In these lines from Tintern Abbey, the poet says that the beautiful scenes and objects—the murmuring Wye, the lonely wooded hills, orchard, the hedge-rows running wild once viewed and enjoyed by himself had never been absent from his mind. They left a lasting impression on the poet’s mind.

3. ‘Behold! Her bosom, and half her side-- / A sight to dream of, not to tell!’—Where are these lines taken from? Who is the person referred here? What does the poet mean by ‘a sight to dream of, not to tell’?
These lines are taken from Coleridge’s long narrative poem, Christabel.
Geraldine, the demon-woman is referred here.
The naked breast and a side of Geraldine’s body were so unearthly that they beggared description. The poet thinks that this sight is like a nightmare seen in a dream and not a matter to describe.

4. ‘Like an unbodied joy whose race is just began.’—Who is called ‘an unbodied joy’ and why?
In Shelley’s To a Skylark, the skylark is called ‘an unbodied joy’.
The skylark soars high up in the sky and pours forth a shower of melody. It seems hardly a bird of flesh and blood. To the poet’s imagination, the bird is a bodiless spirit of joy, a thing of abstract beauty.

5. ‘Fade far away, dissolve, and quite forget / What thou among the leaves hast never known,’—Explain the quoted lines.
Here, in the quoted lines from Keats’s Ode to a Nightingale, the poet displays his deep desire to escape the sorrows and sufferings of this world. The song of the nightingale reminds the poet of the unhappy state of affairs in the world. But the bird itself is quite unaware of the misery and anxiety of the world.

6. ‘Life piled on life / Were all too little, and of one to me / Little remains:’—Who is the speaker? What does the speaker mean to say?
The speaker is Ulysses, the legendary king of Ithaca.
Human life is very short and Ulysses has only a few more years to live. He would make the best use of this remnant of life left to him. Even if he would have possessed a number of lives he would not be able to reach the goal of his life.
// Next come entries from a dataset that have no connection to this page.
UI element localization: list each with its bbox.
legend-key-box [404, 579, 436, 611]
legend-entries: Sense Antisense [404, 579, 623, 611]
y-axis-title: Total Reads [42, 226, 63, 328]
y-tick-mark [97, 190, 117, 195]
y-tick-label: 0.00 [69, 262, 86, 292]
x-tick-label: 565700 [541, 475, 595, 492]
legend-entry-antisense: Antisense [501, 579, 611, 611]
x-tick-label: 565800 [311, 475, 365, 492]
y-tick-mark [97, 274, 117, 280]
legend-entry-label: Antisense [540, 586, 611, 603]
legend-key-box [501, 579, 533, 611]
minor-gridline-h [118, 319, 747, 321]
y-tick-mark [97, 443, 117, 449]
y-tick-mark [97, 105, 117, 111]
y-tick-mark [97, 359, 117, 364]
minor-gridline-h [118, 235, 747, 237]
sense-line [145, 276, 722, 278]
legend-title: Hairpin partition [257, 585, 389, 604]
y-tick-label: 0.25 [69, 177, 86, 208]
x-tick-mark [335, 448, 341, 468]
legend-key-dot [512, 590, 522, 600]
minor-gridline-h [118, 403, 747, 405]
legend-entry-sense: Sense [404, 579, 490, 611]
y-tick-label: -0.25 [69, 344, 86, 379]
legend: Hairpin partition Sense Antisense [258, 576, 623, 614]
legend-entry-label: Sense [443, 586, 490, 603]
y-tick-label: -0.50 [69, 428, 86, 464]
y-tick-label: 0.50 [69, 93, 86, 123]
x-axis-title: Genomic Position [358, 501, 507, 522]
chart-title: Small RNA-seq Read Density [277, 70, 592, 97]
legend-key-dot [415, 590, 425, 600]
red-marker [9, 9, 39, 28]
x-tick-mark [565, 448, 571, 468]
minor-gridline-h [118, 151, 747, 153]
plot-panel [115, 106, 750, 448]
7. Consider 'The Rape of the Lock' as a mock heroic poem.
The Rape of the Lock is an appropriate example of mock-heroic epic in English literature. Here Pope uses an absurd trifling subject—the theft of Belinda’s lock of hair, and treats it in a serious manner as it is done in an epic. Naturally it produces a humorous satiric effect.
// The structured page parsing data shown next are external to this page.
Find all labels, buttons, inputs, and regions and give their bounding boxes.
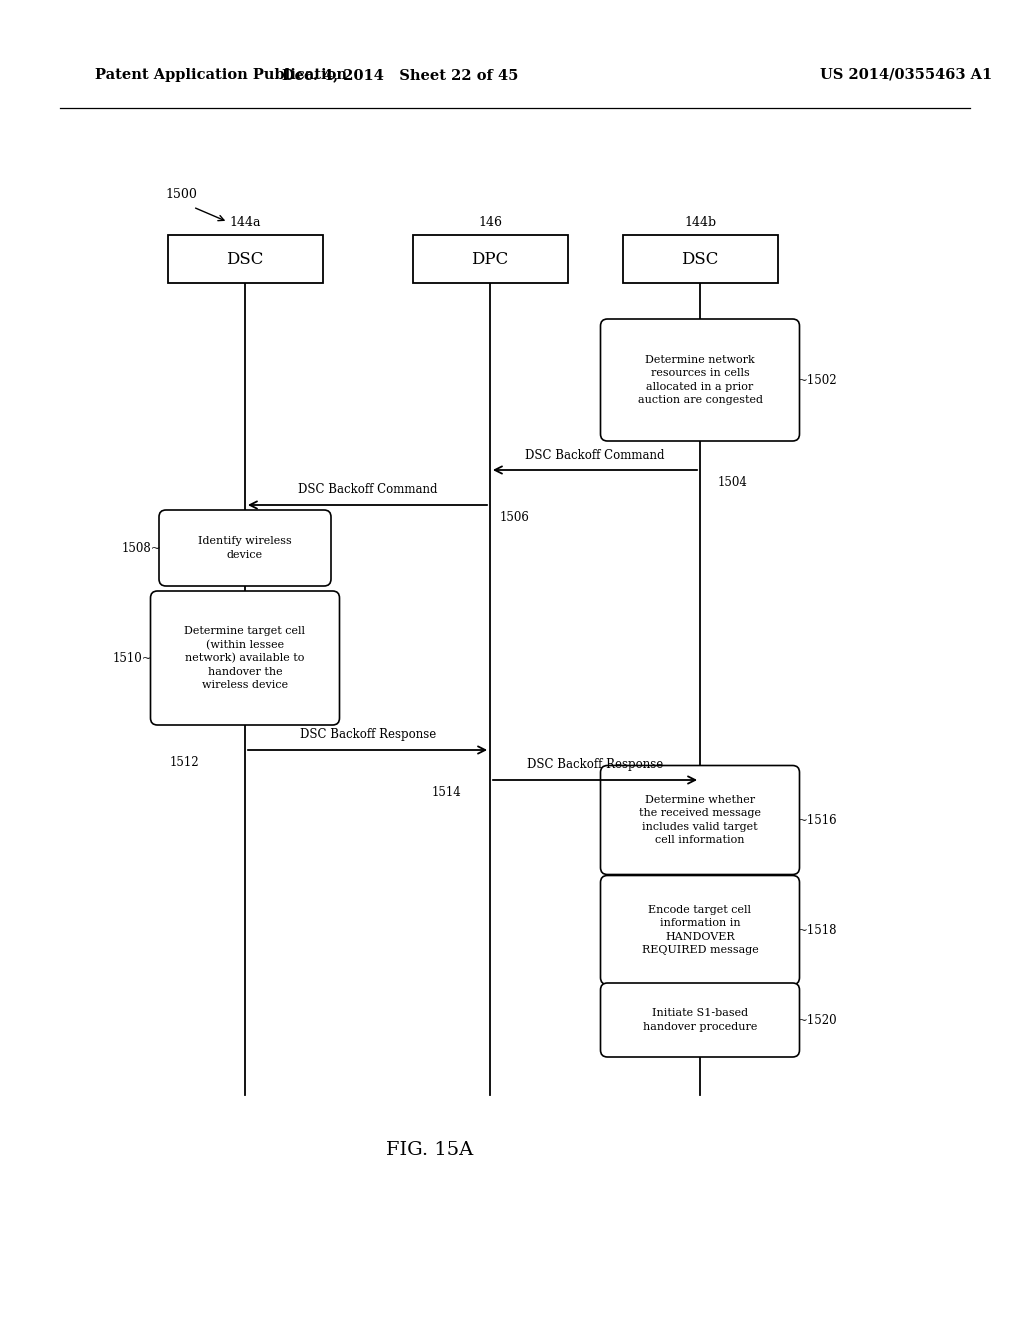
Text: Determine network
resources in cells
allocated in a prior
auction are congested: Determine network resources in cells all… xyxy=(638,355,763,405)
Text: 1500: 1500 xyxy=(165,189,197,202)
Text: 1508~: 1508~ xyxy=(122,541,161,554)
Text: Initiate S1-based
handover procedure: Initiate S1-based handover procedure xyxy=(643,1008,757,1032)
Text: 1510~: 1510~ xyxy=(113,652,153,664)
FancyBboxPatch shape xyxy=(413,235,567,282)
Text: 144a: 144a xyxy=(229,215,261,228)
Text: DPC: DPC xyxy=(471,251,509,268)
Text: ~1518: ~1518 xyxy=(798,924,837,936)
Text: DSC Backoff Response: DSC Backoff Response xyxy=(527,758,664,771)
FancyBboxPatch shape xyxy=(600,983,800,1057)
FancyBboxPatch shape xyxy=(151,591,340,725)
Text: US 2014/0355463 A1: US 2014/0355463 A1 xyxy=(820,69,992,82)
Text: 144b: 144b xyxy=(684,215,716,228)
Text: Determine target cell
(within lessee
network) available to
handover the
wireless: Determine target cell (within lessee net… xyxy=(184,626,305,690)
Text: ~1502: ~1502 xyxy=(798,374,838,387)
Text: FIG. 15A: FIG. 15A xyxy=(386,1140,474,1159)
Text: DSC Backoff Response: DSC Backoff Response xyxy=(300,729,436,741)
Text: 1506: 1506 xyxy=(500,511,529,524)
FancyBboxPatch shape xyxy=(623,235,777,282)
Text: DSC Backoff Command: DSC Backoff Command xyxy=(525,449,665,462)
Text: Determine whether
the received message
includes valid target
cell information: Determine whether the received message i… xyxy=(639,795,761,845)
Text: 1512: 1512 xyxy=(170,756,200,770)
FancyBboxPatch shape xyxy=(600,875,800,985)
FancyBboxPatch shape xyxy=(159,510,331,586)
Text: ~1520: ~1520 xyxy=(798,1014,838,1027)
FancyBboxPatch shape xyxy=(600,319,800,441)
Text: Identify wireless
device: Identify wireless device xyxy=(198,536,292,560)
Text: Dec. 4, 2014   Sheet 22 of 45: Dec. 4, 2014 Sheet 22 of 45 xyxy=(282,69,518,82)
Text: DSC: DSC xyxy=(681,251,719,268)
Text: 1504: 1504 xyxy=(718,477,748,488)
Text: 1514: 1514 xyxy=(432,785,462,799)
Text: DSC Backoff Command: DSC Backoff Command xyxy=(298,483,437,496)
FancyBboxPatch shape xyxy=(168,235,323,282)
Text: Patent Application Publication: Patent Application Publication xyxy=(95,69,347,82)
Text: ~1516: ~1516 xyxy=(798,813,838,826)
Text: 146: 146 xyxy=(478,215,502,228)
FancyBboxPatch shape xyxy=(600,766,800,874)
Text: Encode target cell
information in
HANDOVER
REQUIRED message: Encode target cell information in HANDOV… xyxy=(642,906,759,954)
Text: DSC: DSC xyxy=(226,251,264,268)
8. ‘Where can we find two better hemispheres / Without sharp North, without declining West’—What are referred to as ‘hemispheres’? What does the poet mean by ‘sharp North’ and ‘declining West’?
The face of each of the lovers has been referred to by the word ‘hemispheres’.
The expression ‘sharp North’ means the cold north winds and ‘declining West’ means the western horizon where the sun declines. It seems to suggest that the physical world and the world created by the lovers are poles apart.

9. ‘Shall I compare thee to a summer’s day?’—Explain the quoted line.
This is the opening line of Shakespeare’s Sonnet No. XVIII. Here the question implies that the beauty of the poet’s friend cannot be best described by comparing it with the beauty of a summer’s day. ‘Thee’ in the quoted line refers to the young man, of high birth and beauty, who was the poet’s friend and patron.

10. ‘But though the whole world turn to coal / Then chiefly lives’—What chiefly lives? What does the poet mean by this expression? What comparison is implicit here?
Herbert in his poem Virtue asserts that only soul ‘chiefly lives’.
By ‘chiefly lives’ the poet means that the soul lives after death.